5. Write a file `integral_mpi.py` to implement a `mpi4py` version of the test in `run_integral.py`.  Just as the original, the `mpi4py` implementation loops over a range of values for `N` and computes an approximation for the definite integral using the trapezium rule.  Unlike `run_integral.py`, the `mpi4py` version computes the intergal value in a distributed fashion, with each process resposible for calculating the integral for only a part of the original interval of integration.

  Here are the steps to follow in writing `integral_mpi.py`:
  * Loop over the same range of values for `N` as in `integral_test.py`.  For each value of `N`, each process computes the integral of the function for a part of the interval from `a` to `b`.  Namely, the integration for process `rank` of `size` number of processes is between `aProc` and `bProc`, where
    ```python
        N1 = (float(N)* rank)   / size
        N2 =  float(N)*(rank+1) / size
        aProc = a + N1 * h
        bProc = a + N2 * h
    ```
  * Each process uses the `NumPy` function `trapintNumPy` for the calculation of a partial integral value `valProc`, computed between the limits `aProc` and `bProc` and using a number of intervals equal to `N2-N1`.
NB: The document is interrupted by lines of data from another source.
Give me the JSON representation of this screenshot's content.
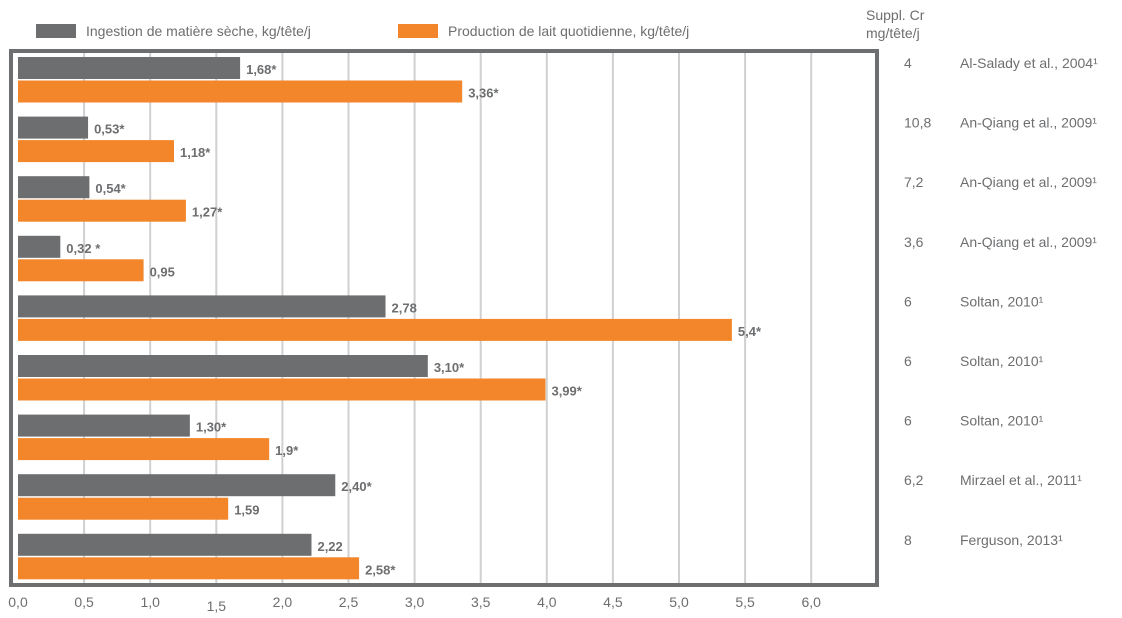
{
  "chart_data": {
    "type": "bar",
    "orientation": "horizontal",
    "legend_position": "top",
    "grid": true,
    "xlim": [
      0,
      6.5
    ],
    "x_ticks": [
      "0,0",
      "0,5",
      "1,0",
      "1,5",
      "2,0",
      "2,5",
      "3,0",
      "3,5",
      "4,0",
      "4,5",
      "5,0",
      "5,5",
      "6,0"
    ],
    "side_header": [
      "Suppl. Cr",
      "mg/tête/j"
    ],
    "rows": [
      {
        "dose": "4",
        "reference": "Al-Salady et al., 2004¹"
      },
      {
        "dose": "10,8",
        "reference": "An-Qiang et al., 2009¹"
      },
      {
        "dose": "7,2",
        "reference": "An-Qiang et al., 2009¹"
      },
      {
        "dose": "3,6",
        "reference": "An-Qiang et al., 2009¹"
      },
      {
        "dose": "6",
        "reference": "Soltan, 2010¹"
      },
      {
        "dose": "6",
        "reference": "Soltan, 2010¹"
      },
      {
        "dose": "6",
        "reference": "Soltan, 2010¹"
      },
      {
        "dose": "6,2",
        "reference": "Mirzael et al., 2011¹"
      },
      {
        "dose": "8",
        "reference": "Ferguson, 2013¹"
      }
    ],
    "series": [
      {
        "name": "Ingestion de matière sèche, kg/tête/j",
        "color": "#6d6e70",
        "values": [
          1.68,
          0.53,
          0.54,
          0.32,
          2.78,
          3.1,
          1.3,
          2.4,
          2.22
        ],
        "labels": [
          "1,68*",
          "0,53*",
          "0,54*",
          "0,32 *",
          "2,78",
          "3,10*",
          "1,30*",
          "2,40*",
          "2,22"
        ]
      },
      {
        "name": "Production de lait quotidienne, kg/tête/j",
        "color": "#f3862a",
        "values": [
          3.36,
          1.18,
          1.27,
          0.95,
          5.4,
          3.99,
          1.9,
          1.59,
          2.58
        ],
        "labels": [
          "3,36*",
          "1,18*",
          "1,27*",
          "0,95",
          "5,4*",
          "3,99*",
          "1,9*",
          "1,59",
          "2,58*"
        ]
      }
    ]
  }
}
  * The total value of the integral (between `a` and `b`) is obtained from sum-reducing all the partial results `valProc`.  This is achieved by placing the partial result on each process in a vector of size 1 and by reducing all these partial vectors across all processes to a final result vector on a single process, typically the rank 0.
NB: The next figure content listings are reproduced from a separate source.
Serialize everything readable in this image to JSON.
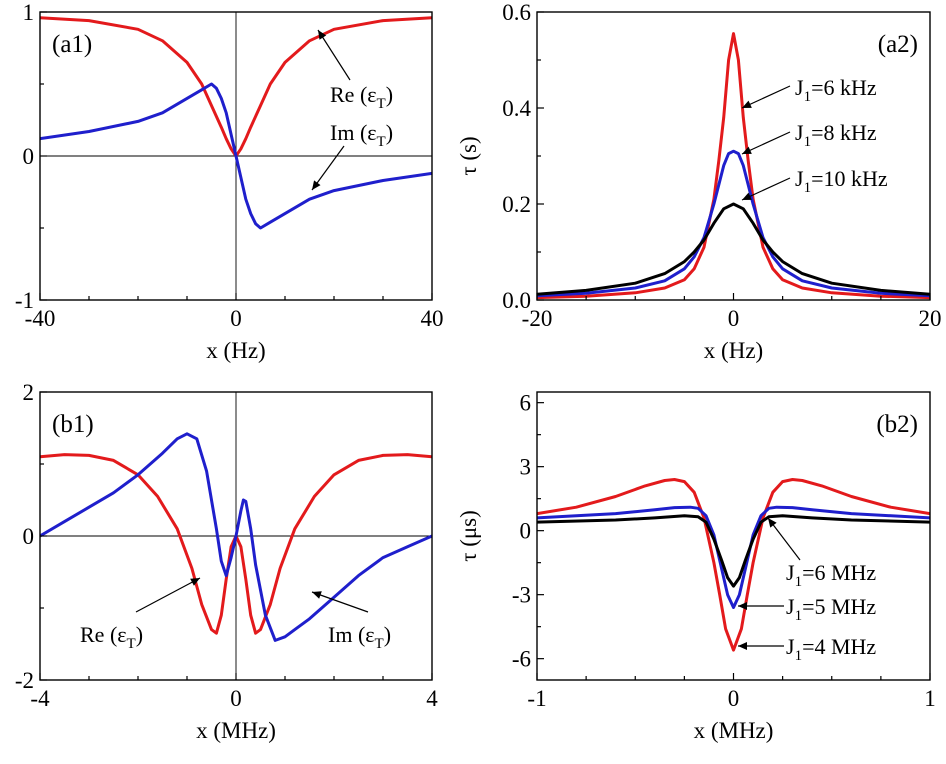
{
  "chart_data": [
    {
      "id": "a1",
      "type": "line",
      "panel_label": "(a1)",
      "xlabel": "x (Hz)",
      "ylabel": "",
      "xlim": [
        -40,
        40
      ],
      "ylim": [
        -1,
        1
      ],
      "xticks": [
        -40,
        0,
        40
      ],
      "xtick_labels": [
        "-40",
        "0",
        "40"
      ],
      "yticks": [
        -1,
        0,
        1
      ],
      "ytick_labels": [
        "-1",
        "0",
        "1"
      ],
      "zero_lines": {
        "x": true,
        "y": true
      },
      "series": [
        {
          "name": "Re(εT)",
          "color": "#e31a1c",
          "x": [
            -40,
            -30,
            -20,
            -15,
            -10,
            -7,
            -5,
            -3,
            -2,
            -1,
            0,
            1,
            2,
            3,
            5,
            7,
            10,
            15,
            20,
            30,
            40
          ],
          "y": [
            0.96,
            0.94,
            0.88,
            0.8,
            0.65,
            0.5,
            0.35,
            0.2,
            0.12,
            0.05,
            0.0,
            0.05,
            0.12,
            0.2,
            0.35,
            0.5,
            0.65,
            0.8,
            0.88,
            0.94,
            0.96
          ]
        },
        {
          "name": "Im(εT)",
          "color": "#1f1fcc",
          "x": [
            -40,
            -30,
            -20,
            -15,
            -10,
            -7,
            -5,
            -4,
            -3,
            -2,
            -1,
            0,
            1,
            2,
            3,
            4,
            5,
            7,
            10,
            15,
            20,
            30,
            40
          ],
          "y": [
            0.12,
            0.17,
            0.24,
            0.3,
            0.4,
            0.46,
            0.5,
            0.47,
            0.4,
            0.3,
            0.15,
            0.0,
            -0.15,
            -0.3,
            -0.4,
            -0.47,
            -0.5,
            -0.46,
            -0.4,
            -0.3,
            -0.24,
            -0.17,
            -0.12
          ]
        }
      ],
      "annotations": [
        {
          "base": "Re",
          "sub": "T"
        },
        {
          "base": "Im",
          "sub": "T"
        }
      ]
    },
    {
      "id": "a2",
      "type": "line",
      "panel_label": "(a2)",
      "xlabel": "x (Hz)",
      "ylabel": "τ (s)",
      "xlim": [
        -20,
        20
      ],
      "ylim": [
        0,
        0.6
      ],
      "xticks": [
        -20,
        0,
        20
      ],
      "xtick_labels": [
        "-20",
        "0",
        "20"
      ],
      "yticks": [
        0,
        0.2,
        0.4,
        0.6
      ],
      "ytick_labels": [
        "0.0",
        "0.2",
        "0.4",
        "0.6"
      ],
      "zero_lines": {
        "x": false,
        "y": false
      },
      "series": [
        {
          "name": "J1=6kHz",
          "color": "#e31a1c",
          "x": [
            -20,
            -15,
            -10,
            -7,
            -5,
            -4,
            -3,
            -2,
            -1.5,
            -1,
            -0.5,
            0,
            0.5,
            1,
            1.5,
            2,
            3,
            4,
            5,
            7,
            10,
            15,
            20
          ],
          "y": [
            0.005,
            0.008,
            0.015,
            0.025,
            0.042,
            0.065,
            0.11,
            0.21,
            0.29,
            0.38,
            0.5,
            0.555,
            0.5,
            0.38,
            0.29,
            0.21,
            0.11,
            0.065,
            0.042,
            0.025,
            0.015,
            0.008,
            0.005
          ]
        },
        {
          "name": "J1=8kHz",
          "color": "#1f1fcc",
          "x": [
            -20,
            -15,
            -10,
            -7,
            -5,
            -4,
            -3,
            -2,
            -1,
            -0.5,
            0,
            0.5,
            1,
            2,
            3,
            4,
            5,
            7,
            10,
            15,
            20
          ],
          "y": [
            0.009,
            0.014,
            0.025,
            0.04,
            0.065,
            0.09,
            0.13,
            0.2,
            0.28,
            0.305,
            0.31,
            0.305,
            0.28,
            0.2,
            0.13,
            0.09,
            0.065,
            0.04,
            0.025,
            0.014,
            0.009
          ]
        },
        {
          "name": "J1=10kHz",
          "color": "#000000",
          "x": [
            -20,
            -15,
            -10,
            -7,
            -5,
            -4,
            -3,
            -2,
            -1,
            0,
            1,
            2,
            3,
            4,
            5,
            7,
            10,
            15,
            20
          ],
          "y": [
            0.012,
            0.02,
            0.035,
            0.055,
            0.08,
            0.1,
            0.125,
            0.16,
            0.19,
            0.2,
            0.19,
            0.16,
            0.125,
            0.1,
            0.08,
            0.055,
            0.035,
            0.02,
            0.012
          ]
        }
      ],
      "annotations": [
        {
          "base": "J",
          "sub": "1",
          "rest": "=6 kHz"
        },
        {
          "base": "J",
          "sub": "1",
          "rest": "=8 kHz"
        },
        {
          "base": "J",
          "sub": "1",
          "rest": "=10 kHz"
        }
      ]
    },
    {
      "id": "b1",
      "type": "line",
      "panel_label": "(b1)",
      "xlabel": "x (MHz)",
      "ylabel": "",
      "xlim": [
        -4,
        4
      ],
      "ylim": [
        -2,
        2
      ],
      "xticks": [
        -4,
        0,
        4
      ],
      "xtick_labels": [
        "-4",
        "0",
        "4"
      ],
      "yticks": [
        -2,
        0,
        2
      ],
      "ytick_labels": [
        "-2",
        "0",
        "2"
      ],
      "zero_lines": {
        "x": true,
        "y": true
      },
      "series": [
        {
          "name": "Re(εT)",
          "color": "#e31a1c",
          "x": [
            -4,
            -3.5,
            -3,
            -2.5,
            -2,
            -1.6,
            -1.2,
            -0.9,
            -0.7,
            -0.5,
            -0.4,
            -0.3,
            -0.2,
            -0.1,
            0,
            0.1,
            0.2,
            0.3,
            0.4,
            0.5,
            0.7,
            0.9,
            1.2,
            1.6,
            2,
            2.5,
            3,
            3.5,
            4
          ],
          "y": [
            1.1,
            1.13,
            1.12,
            1.05,
            0.85,
            0.55,
            0.1,
            -0.45,
            -0.95,
            -1.3,
            -1.35,
            -1.1,
            -0.6,
            -0.15,
            0.0,
            -0.15,
            -0.6,
            -1.1,
            -1.35,
            -1.3,
            -0.95,
            -0.45,
            0.1,
            0.55,
            0.85,
            1.05,
            1.12,
            1.13,
            1.1
          ]
        },
        {
          "name": "Im(εT)",
          "color": "#1f1fcc",
          "x": [
            -4,
            -3.5,
            -3,
            -2.5,
            -2,
            -1.5,
            -1.2,
            -1,
            -0.8,
            -0.6,
            -0.4,
            -0.3,
            -0.2,
            -0.1,
            0,
            0.1,
            0.15,
            0.2,
            0.3,
            0.4,
            0.6,
            0.8,
            1,
            1.2,
            1.5,
            2,
            2.5,
            3,
            3.5,
            4
          ],
          "y": [
            0.0,
            0.2,
            0.4,
            0.6,
            0.85,
            1.15,
            1.35,
            1.42,
            1.35,
            0.9,
            0.1,
            -0.35,
            -0.55,
            -0.3,
            0.0,
            0.35,
            0.5,
            0.48,
            0.1,
            -0.4,
            -1.1,
            -1.45,
            -1.4,
            -1.3,
            -1.15,
            -0.85,
            -0.55,
            -0.3,
            -0.15,
            0.0
          ]
        }
      ],
      "annotations": [
        {
          "base": "Re",
          "sub": "T"
        },
        {
          "base": "Im",
          "sub": "T"
        }
      ]
    },
    {
      "id": "b2",
      "type": "line",
      "panel_label": "(b2)",
      "xlabel": "x (MHz)",
      "ylabel": "τ (μs)",
      "xlim": [
        -1,
        1
      ],
      "ylim": [
        -7,
        6.5
      ],
      "xticks": [
        -1,
        0,
        1
      ],
      "xtick_labels": [
        "-1",
        "0",
        "1"
      ],
      "yticks": [
        -6,
        -3,
        0,
        3,
        6
      ],
      "ytick_labels": [
        "-6",
        "-3",
        "0",
        "3",
        "6"
      ],
      "zero_lines": {
        "x": false,
        "y": false
      },
      "series": [
        {
          "name": "J1=4MHz",
          "color": "#e31a1c",
          "x": [
            -1,
            -0.8,
            -0.6,
            -0.45,
            -0.35,
            -0.3,
            -0.25,
            -0.2,
            -0.15,
            -0.1,
            -0.07,
            -0.04,
            0,
            0.04,
            0.07,
            0.1,
            0.15,
            0.2,
            0.25,
            0.3,
            0.35,
            0.45,
            0.6,
            0.8,
            1
          ],
          "y": [
            0.8,
            1.1,
            1.6,
            2.1,
            2.35,
            2.4,
            2.3,
            1.8,
            0.6,
            -1.5,
            -3.0,
            -4.6,
            -5.6,
            -4.6,
            -3.0,
            -1.5,
            0.6,
            1.8,
            2.3,
            2.4,
            2.35,
            2.1,
            1.6,
            1.1,
            0.8
          ]
        },
        {
          "name": "J1=5MHz",
          "color": "#1f1fcc",
          "x": [
            -1,
            -0.6,
            -0.4,
            -0.3,
            -0.22,
            -0.18,
            -0.14,
            -0.1,
            -0.06,
            -0.03,
            0,
            0.03,
            0.06,
            0.1,
            0.14,
            0.18,
            0.22,
            0.3,
            0.4,
            0.6,
            1
          ],
          "y": [
            0.6,
            0.8,
            0.98,
            1.08,
            1.1,
            1.05,
            0.7,
            -0.2,
            -1.8,
            -3.0,
            -3.6,
            -3.0,
            -1.8,
            -0.2,
            0.7,
            1.05,
            1.1,
            1.08,
            0.98,
            0.8,
            0.6
          ]
        },
        {
          "name": "J1=6MHz",
          "color": "#000000",
          "x": [
            -1,
            -0.6,
            -0.4,
            -0.25,
            -0.18,
            -0.14,
            -0.1,
            -0.06,
            -0.03,
            0,
            0.03,
            0.06,
            0.1,
            0.14,
            0.18,
            0.25,
            0.4,
            0.6,
            1
          ],
          "y": [
            0.4,
            0.5,
            0.6,
            0.7,
            0.65,
            0.4,
            -0.4,
            -1.4,
            -2.2,
            -2.6,
            -2.2,
            -1.4,
            -0.4,
            0.4,
            0.65,
            0.7,
            0.6,
            0.5,
            0.4
          ]
        }
      ],
      "annotations": [
        {
          "base": "J",
          "sub": "1",
          "rest": "=6 MHz"
        },
        {
          "base": "J",
          "sub": "1",
          "rest": "=5 MHz"
        },
        {
          "base": "J",
          "sub": "1",
          "rest": "=4 MHz"
        }
      ]
    }
  ]
}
  * Use the function `MPI.Wtime()` to measure execution time for each value of `N`.
  * The approximated value for the integral (or the absolute error) is printed by the process of rank 0 only, along with the execution time.

  Demonstrate to yourself that the performance of `integrate_mpi.py` scales with the number of processes used (*i.e.* execution time is nearly halved by doubling the number of processes).

6. Finally, run both `run_integral.py` and `integral_mpi.py` and use `plot_results.py` in order to cross-compare all the 4 solutions.  Thus, for the same number `N` of intervals, make sure that
  * the same level of accuracy in estimating the integral is achieved with all solution;
  * execution time for the `Cython` implementation (with 1 thread) and the `Numba` one should be comparable;
  * execution time for the `Cython` implementation (with 2 and 4 threads) and the `mi4py` one (with 2 and 4 processes, respectively) should also be comparable.